September 27, 2012 by John Andrew Williams

When I was in high school, I wanted so much to think big thoughts and make an impact on the world. I yearned for some significance and intellectualism.

I grew up in the South Hills of Pittsburgh, Pennsylvania. My backyard overlooked acres of farmland, and I spent my summers picking zucchini and corn in the mornings, and tomatoes in the afternoons.

When I first started as a middle schooler, I was slow. Painfully slow. And I wasn’t that good. I was the slowest in my row and I often missed veggies. I missed so many that someone had to check my row after I was finished. It was embarrassing, and I’m sure I wasn’t worth my wage.

I’m not even sure if my parents paid Tom Bebout, the farmer, my wage. I’ll ask them when they come to visit in August.

But each year I went back. For four years, I picked veggies and by the end I got pretty good. I got good enough that I wasn’t the slowest and I didn’t miss too many zucchini.

I got two major benefits from hard, manual work:

  1. When I went back to school in the fall, I thought that school was so easy. Moving things with the mind isn’t half as difficult as laboring a whole day in a field during a sweltering Pennsylvanian summer.
  2. I knew I was capable of working hard.

What I see in most high school students today is a lack of understanding about what work is.
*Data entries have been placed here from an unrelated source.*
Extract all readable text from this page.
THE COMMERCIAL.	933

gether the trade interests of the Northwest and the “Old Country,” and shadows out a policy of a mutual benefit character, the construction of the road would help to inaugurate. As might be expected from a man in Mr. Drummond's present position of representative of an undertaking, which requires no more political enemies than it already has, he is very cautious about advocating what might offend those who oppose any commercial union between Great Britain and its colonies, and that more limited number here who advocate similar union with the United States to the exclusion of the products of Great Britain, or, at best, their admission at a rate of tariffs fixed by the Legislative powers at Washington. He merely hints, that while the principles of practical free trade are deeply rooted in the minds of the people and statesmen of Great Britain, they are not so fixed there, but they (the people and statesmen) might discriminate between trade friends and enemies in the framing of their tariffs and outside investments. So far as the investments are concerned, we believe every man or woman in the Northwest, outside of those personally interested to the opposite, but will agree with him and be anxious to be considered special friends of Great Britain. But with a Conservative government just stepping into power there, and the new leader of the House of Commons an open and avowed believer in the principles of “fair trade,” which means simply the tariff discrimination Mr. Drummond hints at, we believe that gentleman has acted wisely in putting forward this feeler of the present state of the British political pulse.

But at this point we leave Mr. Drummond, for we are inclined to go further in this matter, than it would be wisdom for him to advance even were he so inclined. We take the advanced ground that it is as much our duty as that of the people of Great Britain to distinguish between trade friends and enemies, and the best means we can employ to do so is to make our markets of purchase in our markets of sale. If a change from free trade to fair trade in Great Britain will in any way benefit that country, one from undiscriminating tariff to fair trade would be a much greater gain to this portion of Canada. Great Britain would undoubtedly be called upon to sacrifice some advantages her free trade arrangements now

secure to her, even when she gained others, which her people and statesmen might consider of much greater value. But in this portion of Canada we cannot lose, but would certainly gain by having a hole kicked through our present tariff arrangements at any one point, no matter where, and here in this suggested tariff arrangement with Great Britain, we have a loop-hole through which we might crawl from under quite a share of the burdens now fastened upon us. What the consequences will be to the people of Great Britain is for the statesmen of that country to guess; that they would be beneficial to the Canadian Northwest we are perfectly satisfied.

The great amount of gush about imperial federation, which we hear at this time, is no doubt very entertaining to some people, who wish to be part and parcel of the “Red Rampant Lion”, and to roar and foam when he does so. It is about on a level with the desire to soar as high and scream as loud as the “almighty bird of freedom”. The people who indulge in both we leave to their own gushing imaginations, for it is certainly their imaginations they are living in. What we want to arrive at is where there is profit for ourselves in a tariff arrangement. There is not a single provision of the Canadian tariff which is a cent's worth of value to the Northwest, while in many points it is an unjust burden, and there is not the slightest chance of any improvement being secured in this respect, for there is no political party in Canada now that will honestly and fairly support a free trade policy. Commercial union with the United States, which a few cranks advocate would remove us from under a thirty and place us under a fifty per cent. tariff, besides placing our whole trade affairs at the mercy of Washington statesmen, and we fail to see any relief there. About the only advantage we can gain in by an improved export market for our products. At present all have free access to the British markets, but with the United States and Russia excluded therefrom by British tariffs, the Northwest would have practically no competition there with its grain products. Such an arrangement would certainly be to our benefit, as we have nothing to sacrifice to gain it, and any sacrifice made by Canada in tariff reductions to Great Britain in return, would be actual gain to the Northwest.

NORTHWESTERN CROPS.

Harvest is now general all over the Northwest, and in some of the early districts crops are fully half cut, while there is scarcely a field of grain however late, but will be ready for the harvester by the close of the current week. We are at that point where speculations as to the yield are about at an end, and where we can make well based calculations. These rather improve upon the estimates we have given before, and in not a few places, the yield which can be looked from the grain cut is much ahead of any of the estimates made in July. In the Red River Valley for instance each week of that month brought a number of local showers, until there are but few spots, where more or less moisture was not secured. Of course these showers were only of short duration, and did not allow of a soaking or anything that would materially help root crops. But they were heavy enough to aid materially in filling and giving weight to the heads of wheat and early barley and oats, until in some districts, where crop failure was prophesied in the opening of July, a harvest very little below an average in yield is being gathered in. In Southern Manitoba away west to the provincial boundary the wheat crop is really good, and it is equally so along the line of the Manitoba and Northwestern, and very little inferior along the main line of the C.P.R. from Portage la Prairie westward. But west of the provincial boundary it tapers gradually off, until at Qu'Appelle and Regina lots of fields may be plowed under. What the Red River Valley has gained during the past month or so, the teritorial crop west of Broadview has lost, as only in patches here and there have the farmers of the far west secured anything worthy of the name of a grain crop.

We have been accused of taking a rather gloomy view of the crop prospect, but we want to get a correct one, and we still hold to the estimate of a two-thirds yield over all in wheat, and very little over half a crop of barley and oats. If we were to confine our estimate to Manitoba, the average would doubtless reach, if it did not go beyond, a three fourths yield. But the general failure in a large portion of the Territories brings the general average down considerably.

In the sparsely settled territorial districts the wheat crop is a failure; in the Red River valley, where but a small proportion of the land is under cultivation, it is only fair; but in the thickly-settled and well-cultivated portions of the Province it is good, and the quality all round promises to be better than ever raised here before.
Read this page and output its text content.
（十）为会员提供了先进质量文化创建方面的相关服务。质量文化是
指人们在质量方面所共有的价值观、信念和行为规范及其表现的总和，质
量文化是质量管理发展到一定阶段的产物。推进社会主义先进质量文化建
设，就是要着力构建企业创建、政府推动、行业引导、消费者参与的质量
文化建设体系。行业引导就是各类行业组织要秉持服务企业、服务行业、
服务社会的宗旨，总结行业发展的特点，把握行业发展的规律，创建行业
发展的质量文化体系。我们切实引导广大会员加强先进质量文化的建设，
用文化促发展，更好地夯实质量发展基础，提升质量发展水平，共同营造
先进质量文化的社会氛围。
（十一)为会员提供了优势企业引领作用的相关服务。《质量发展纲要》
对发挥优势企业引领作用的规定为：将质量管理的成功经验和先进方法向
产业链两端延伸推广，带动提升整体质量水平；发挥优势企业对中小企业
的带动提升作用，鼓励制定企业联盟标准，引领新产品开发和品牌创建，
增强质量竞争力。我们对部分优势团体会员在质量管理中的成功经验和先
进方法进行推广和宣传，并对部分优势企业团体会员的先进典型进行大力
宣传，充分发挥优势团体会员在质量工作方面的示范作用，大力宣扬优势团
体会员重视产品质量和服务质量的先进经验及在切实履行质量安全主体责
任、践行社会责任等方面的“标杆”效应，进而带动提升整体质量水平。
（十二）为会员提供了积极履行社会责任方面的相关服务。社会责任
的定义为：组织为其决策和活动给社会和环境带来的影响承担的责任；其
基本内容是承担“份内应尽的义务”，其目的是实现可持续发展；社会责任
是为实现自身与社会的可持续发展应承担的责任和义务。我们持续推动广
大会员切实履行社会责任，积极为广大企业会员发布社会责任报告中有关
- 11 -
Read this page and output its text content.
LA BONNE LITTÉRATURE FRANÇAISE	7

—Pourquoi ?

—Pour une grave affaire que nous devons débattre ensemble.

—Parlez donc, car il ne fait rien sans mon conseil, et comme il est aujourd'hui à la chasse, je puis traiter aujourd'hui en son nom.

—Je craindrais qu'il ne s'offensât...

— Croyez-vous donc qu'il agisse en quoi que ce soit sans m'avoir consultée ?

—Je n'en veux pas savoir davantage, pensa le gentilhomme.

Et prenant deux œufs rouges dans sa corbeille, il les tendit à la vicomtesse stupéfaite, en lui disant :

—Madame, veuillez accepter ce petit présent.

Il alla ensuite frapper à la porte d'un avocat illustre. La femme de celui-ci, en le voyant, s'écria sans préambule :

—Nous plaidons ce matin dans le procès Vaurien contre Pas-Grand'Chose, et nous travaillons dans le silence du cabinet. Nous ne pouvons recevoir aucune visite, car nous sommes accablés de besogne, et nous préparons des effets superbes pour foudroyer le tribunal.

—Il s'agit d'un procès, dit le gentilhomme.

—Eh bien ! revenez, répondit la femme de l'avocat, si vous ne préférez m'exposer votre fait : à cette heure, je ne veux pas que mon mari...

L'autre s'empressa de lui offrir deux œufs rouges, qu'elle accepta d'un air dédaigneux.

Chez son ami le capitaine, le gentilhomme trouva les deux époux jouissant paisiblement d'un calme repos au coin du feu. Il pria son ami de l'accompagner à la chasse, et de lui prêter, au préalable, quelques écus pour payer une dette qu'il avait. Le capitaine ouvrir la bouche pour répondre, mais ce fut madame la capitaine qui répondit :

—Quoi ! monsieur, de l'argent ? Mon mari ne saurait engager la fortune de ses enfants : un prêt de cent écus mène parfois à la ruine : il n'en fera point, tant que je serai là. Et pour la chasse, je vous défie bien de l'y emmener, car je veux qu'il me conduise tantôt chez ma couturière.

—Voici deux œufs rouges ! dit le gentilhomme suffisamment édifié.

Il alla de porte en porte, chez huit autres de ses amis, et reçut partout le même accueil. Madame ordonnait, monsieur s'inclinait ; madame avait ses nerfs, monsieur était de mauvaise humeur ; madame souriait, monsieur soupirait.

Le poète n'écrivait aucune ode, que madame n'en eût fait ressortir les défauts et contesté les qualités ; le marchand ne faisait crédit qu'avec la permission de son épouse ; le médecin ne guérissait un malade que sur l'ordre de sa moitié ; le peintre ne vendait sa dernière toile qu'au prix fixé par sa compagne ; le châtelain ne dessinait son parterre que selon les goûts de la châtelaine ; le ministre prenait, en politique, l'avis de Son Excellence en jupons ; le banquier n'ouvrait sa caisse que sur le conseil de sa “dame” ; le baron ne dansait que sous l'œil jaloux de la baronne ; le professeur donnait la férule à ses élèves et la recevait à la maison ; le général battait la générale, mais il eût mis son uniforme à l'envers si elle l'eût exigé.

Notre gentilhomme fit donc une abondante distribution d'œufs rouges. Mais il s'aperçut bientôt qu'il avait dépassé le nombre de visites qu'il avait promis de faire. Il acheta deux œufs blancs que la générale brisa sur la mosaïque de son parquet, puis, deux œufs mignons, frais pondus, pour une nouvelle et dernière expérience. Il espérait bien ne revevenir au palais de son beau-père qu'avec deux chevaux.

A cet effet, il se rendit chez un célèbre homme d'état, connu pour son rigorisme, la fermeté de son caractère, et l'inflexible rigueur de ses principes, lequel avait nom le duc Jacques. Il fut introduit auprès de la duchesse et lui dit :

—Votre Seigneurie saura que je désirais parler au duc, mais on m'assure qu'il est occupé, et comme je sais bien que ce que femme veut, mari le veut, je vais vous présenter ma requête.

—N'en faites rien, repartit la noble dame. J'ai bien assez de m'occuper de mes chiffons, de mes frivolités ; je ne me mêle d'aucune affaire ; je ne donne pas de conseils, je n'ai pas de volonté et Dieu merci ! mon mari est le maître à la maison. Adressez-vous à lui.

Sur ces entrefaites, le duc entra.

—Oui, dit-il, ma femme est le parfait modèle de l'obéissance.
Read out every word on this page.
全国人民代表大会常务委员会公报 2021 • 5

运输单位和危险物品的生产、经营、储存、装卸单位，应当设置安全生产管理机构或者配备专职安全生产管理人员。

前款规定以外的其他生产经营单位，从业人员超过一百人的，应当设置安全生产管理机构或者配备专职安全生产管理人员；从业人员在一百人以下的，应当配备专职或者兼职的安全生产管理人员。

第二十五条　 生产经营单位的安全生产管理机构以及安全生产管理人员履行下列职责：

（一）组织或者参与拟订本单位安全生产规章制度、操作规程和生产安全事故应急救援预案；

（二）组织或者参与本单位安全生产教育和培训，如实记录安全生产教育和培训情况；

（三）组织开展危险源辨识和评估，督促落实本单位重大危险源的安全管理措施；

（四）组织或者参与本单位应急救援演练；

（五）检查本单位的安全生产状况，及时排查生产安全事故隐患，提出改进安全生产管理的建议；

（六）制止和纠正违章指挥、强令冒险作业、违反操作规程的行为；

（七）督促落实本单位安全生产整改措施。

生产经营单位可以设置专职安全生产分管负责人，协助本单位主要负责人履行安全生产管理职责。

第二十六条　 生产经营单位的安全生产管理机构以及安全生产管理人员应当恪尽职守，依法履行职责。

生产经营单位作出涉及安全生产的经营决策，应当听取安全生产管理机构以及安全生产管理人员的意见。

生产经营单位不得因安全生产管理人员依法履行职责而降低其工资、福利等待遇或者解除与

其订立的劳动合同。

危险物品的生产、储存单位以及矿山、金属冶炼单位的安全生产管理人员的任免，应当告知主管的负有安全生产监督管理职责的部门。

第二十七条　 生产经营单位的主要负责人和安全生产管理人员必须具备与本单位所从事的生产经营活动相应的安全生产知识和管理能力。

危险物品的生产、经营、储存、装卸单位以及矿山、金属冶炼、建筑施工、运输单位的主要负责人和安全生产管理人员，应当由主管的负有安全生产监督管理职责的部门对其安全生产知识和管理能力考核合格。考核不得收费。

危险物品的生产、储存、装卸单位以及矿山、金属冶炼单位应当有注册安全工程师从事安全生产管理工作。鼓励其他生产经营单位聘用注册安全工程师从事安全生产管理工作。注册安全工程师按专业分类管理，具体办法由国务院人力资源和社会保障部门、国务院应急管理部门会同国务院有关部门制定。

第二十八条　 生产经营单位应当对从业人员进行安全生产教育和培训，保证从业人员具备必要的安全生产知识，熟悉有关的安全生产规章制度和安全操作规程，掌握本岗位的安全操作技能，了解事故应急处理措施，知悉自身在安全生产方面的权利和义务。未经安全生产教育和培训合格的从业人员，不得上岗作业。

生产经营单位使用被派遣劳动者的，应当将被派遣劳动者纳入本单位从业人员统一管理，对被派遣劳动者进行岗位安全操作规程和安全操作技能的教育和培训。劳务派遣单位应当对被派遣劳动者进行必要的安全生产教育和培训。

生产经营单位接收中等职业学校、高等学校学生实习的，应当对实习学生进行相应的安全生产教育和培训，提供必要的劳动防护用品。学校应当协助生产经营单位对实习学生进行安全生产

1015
Contemporary society has placed such a premium on students who do intellectual, academic work yet challenges students to stay focused in an environment where they are provided even more technology to distract them.

Manual, physical labor is almost like a meditation – a retreat from the incessant technology barrage. Farm jobs may be scarce now. But hard, physical labor is never more than a few yards away.